In einem Internet-Forum namens “ariva.de”, in dem ihre Beziehungsprobleme
ebenfalls diskutiert wurden, bemühte man zum Verständnis eine
Standorttheorie. So schrieb z.B. ein gewisser D.B.: “Ich glaube wenn ich
dazu verdammt wäre, in Münster zu leben, würde ich auch Tretbooten
hinterherschwimmen.” Ein gewisser A.N. gab daraufhin zu bedenken: “Weiss
nicht, was daran schlimm ist. Ich hatte bisher 3 Tretboote in meinem Leben
und sooo schlecht ist das nicht. OK – es gibt nur eine Stellung und man
muss ständig an der Beziehung arbeiten, aber man kommt als Pärchen auch
vorwärts. Einer holt den anderen immer irgendwo ab und nimmt ihn mit.”
Anfang 2009 verteilte der Münsteraner “Freundeskreis ‘Schwarze Petra’”
Flugblätter und hängte Steckbriefe an die Bäume: “Gesucht wird…” Seit …
1. Januar war die schwarze Schwänin verschwunden. Es kamen Meldungen aus
Lindau am Bodensee und aus Carolinensiel an der Nordsee, wo sie angeblich
aufgetaucht war. Eine mit Photographien erhärtete Spur führte nach Xanten
an einen Baggersee. Die FAZ schrieb: “Am Aussehen kann man Petra nicht
erkennen, nur am Verhalten.” Mit einer Ausnahme: Rita Thieme. “Die gelernte
Tierpflegerin, eines von 58 Mitgliedern des Freundeskreises, hat Petra auf
dem Aasee seit zwei Jahren gefüttert, mit Spezialkörnern und Blattsalat.
Bloß nicht Brot und Brötchen, denn da ist Salz drin, und Salz können
Trauerschwäne – anders als andere Schwäne und Wasservögel – nicht abbaue…

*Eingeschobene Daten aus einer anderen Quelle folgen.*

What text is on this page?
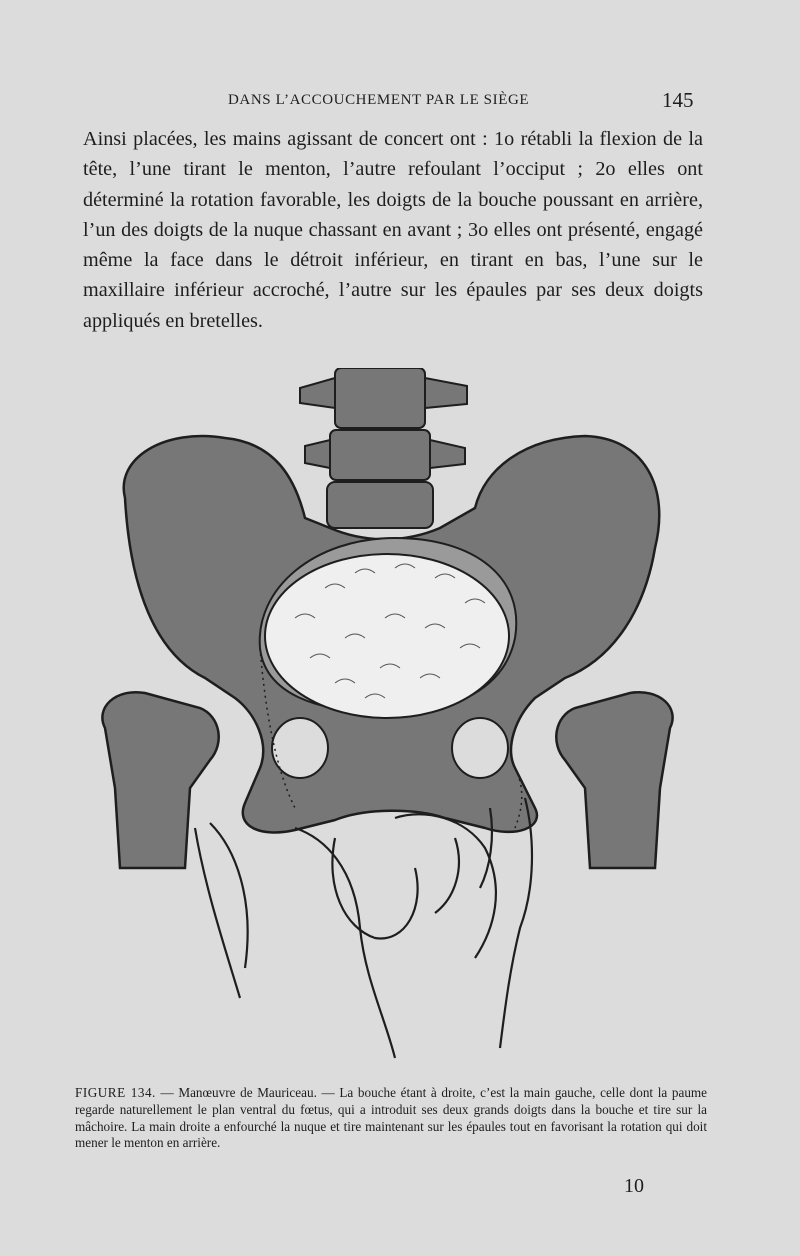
DANS L’ACCOUCHEMENT PAR LE SIÈGE	145

Ainsi placées, les mains agissant de concert ont : 1o rétabli la flexion de la tête, l’une tirant le menton, l’autre refoulant l’occiput ; 2o elles ont déterminé la rotation favorable, les doigts de la bouche poussant en arrière, l’un des doigts de la nuque chassant en avant ; 3o elles ont présenté, engagé même la face dans le détroit inférieur, en tirant en bas, l’une sur le maxillaire inférieur accroché, l’autre sur les épaules par ses deux doigts appliqués en bretelles.

FIGURE 134. — Manœuvre de Mauriceau. — La bouche étant à droite, c’est la main gauche, celle dont la paume regarde naturellement le plan ventral du fœtus, qui a introduit ses deux grands doigts dans la bouche et tire sur la mâchoire. La main droite a enfourché la nuque et tire maintenant sur les épaules tout en favorisant la rotation qui doit mener le menton en arrière.

10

Wenn Rita Thieme pfeift kommt Petra angeflogen – aus bis zu zwei Kilometern
Entfernung. “Wenn wir demnächst feststellen, dass Petra in Xanten ist, dann
lassen wir sie da”, sagte ein Sprecher des Freundeskreises. “Rita Thieme
könnte sie zwar einfangen, weil sie bei ihr handzahm ist, aber es ist doch
ein wildlebendes Tier, so gerne wir sie hier in Münster wieder auf dem
Aasee hätten.” Die FAZ tröstete die Münsteraner: “Für Petra ist Xanten …
Niederrhein auch ein treffender Ort. Siegfried! Nibelungen! Parzival!
Lohengrin! Elsa! Der Schwan hat eine sagenhafte Wahl getroffen.”
Das Tier wird sich auch hier am Niederrhein wohl fühlen, versicherten
daraufhin sofort einige “Experten” – u.a. vom Naturschutzzentrum im Kreis
Kleeve. “Die Region hier bietet ideale Voraussetzungen. Durch seine
zahlreichen Gewässer ist sie sehr attraktiv für Wasservögel”, teilte z.B.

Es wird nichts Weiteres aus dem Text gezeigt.